Императорский Рим в лицах (Федорова) - страница 31

В полной мере оправдались пророческие слова Юлия Цезаря о том, что если он будет убит, то государство ввергнется в ужасы гражданской войны.

Вместе со многими другими стал жертвой также и великий оратор Рима – Цицерон. О его гибели Плутарх рассказывает так:

«Цицерон с братом Квинтом находился тогда в имении близ Тускула. Узнав, что оба они объявлены вне закона, они сочли за лучшее добраться до Астуры, небольшого приморского поместья Цицерона, а оттуда плыть в Македонию, к Бруту: уже ходили слухи, будто власть в тех краях принадлежит ему. Их несли в носилках – от горя они обессилели, – и, часто отдыхая дорогой, когда носилки их стояли рядом, они вместе оплакивали свою судьбу. Особенно пал духом Квинт, которого, кроме всего прочего, угнетала мысль о нужде. Он и сам ничего не взял из дому, и у Цицерона денег было в обрез, а потому Квинт предлагал, чтобы Цицерон ехал вперед, а он-де догонит брата позже, запасшись дома всем необходимым. На том и порешили. Они обнялись и, громко рыдая, расстались.
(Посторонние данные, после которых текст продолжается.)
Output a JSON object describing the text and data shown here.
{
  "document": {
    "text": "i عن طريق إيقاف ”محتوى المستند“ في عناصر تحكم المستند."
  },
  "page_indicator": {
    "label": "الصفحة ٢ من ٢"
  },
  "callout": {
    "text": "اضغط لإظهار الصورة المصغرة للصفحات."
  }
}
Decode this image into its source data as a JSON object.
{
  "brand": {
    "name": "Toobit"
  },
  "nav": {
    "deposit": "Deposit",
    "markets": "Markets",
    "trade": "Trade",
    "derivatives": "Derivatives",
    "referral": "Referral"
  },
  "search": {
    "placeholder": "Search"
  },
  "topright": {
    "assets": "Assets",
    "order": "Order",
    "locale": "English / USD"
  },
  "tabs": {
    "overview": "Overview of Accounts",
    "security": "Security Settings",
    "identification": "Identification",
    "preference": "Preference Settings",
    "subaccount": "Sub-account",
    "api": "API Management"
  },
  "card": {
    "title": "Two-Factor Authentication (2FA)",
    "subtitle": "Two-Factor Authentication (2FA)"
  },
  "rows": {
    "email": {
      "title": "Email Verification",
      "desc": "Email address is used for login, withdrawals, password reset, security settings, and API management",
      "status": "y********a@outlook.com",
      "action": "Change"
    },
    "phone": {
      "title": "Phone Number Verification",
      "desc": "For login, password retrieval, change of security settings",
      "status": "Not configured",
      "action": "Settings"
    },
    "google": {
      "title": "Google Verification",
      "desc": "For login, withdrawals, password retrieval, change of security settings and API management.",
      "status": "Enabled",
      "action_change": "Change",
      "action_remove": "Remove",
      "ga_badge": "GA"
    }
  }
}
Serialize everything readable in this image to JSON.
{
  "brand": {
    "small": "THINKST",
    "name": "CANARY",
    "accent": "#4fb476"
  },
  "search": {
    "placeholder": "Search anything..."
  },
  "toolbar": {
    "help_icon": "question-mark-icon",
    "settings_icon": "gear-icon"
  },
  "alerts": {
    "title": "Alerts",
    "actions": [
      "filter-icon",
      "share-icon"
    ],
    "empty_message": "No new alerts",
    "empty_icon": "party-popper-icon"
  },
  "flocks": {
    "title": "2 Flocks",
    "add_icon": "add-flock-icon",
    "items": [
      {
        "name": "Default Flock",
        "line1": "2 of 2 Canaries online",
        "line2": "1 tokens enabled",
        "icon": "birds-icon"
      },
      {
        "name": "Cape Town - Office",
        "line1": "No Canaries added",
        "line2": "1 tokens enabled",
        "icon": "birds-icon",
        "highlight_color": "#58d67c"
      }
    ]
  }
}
Квинт спустя несколько дней был выдан собственными рабами и убит вместе с сыном, а Цицерон прибыл в Астуру и, найдя судно, тотчас поднялся на борт. С попутным ветром они плыли вдоль берега до Цирцея. Кормчие хотели, не задерживаясь, продолжать путь, но Цицерон, то ли испытывая страх перед морем, то ли не до конца еще изверившись в Ок-тавиане, высадился и прошел около ста стадиев по направлению к Риму. Затем снова передумал и, не находя себе места от тревоги, вернулся к морю, в Астуру. Там он провел ночь в тяжких думах и безысходной тоске. Ему являлась даже мысль тайно пробраться в дом к Октавиану, убить себя у очага и тем воздвигнуть на хозяина духа мщения, но страх перед муками заставил его отвергнуть и этот план. Перебирая и отбрасывая одно за другим сбивчивые, противоречивые решения, он велел, наконец, рабам морем доставить его в Кайету, подле которой находилось одно из его имений – замечательное прибежище от летнего зноя.

В том месте над морем стоит маленький храм Аполлона. С кровли храма поднялась стая воронов и с карканьем полетела к судну Цицерона, на веслах подходившему к суше; птицы сели на рее, по обе стороны мачты, и одни кричали, а другие клювами долбили концы снастей. Все сочли это дурным предзнаменованием. Цицерон сошел на берег, поднялся в усадьбу и лег отдохнуть. Вороны теперь уселись на окне и не давали ему покоя своим криком, а один слетел к кровати, где, закутавшись с головой, лежал Цицерон, и клювом чуть сдвинул плащ с его лица. Тут рабы стали бранить себя за то, что нисколько не радеют о спасении господина, но безучастно ждут минуты, когда сделаются свидетелями его смерти, меж тем как даже дикие твари выказывают ему – гибнущему без вины – свою заботу. Они упросили, а вернее принудили Цицерона лечь в носилки и понесли его к морю.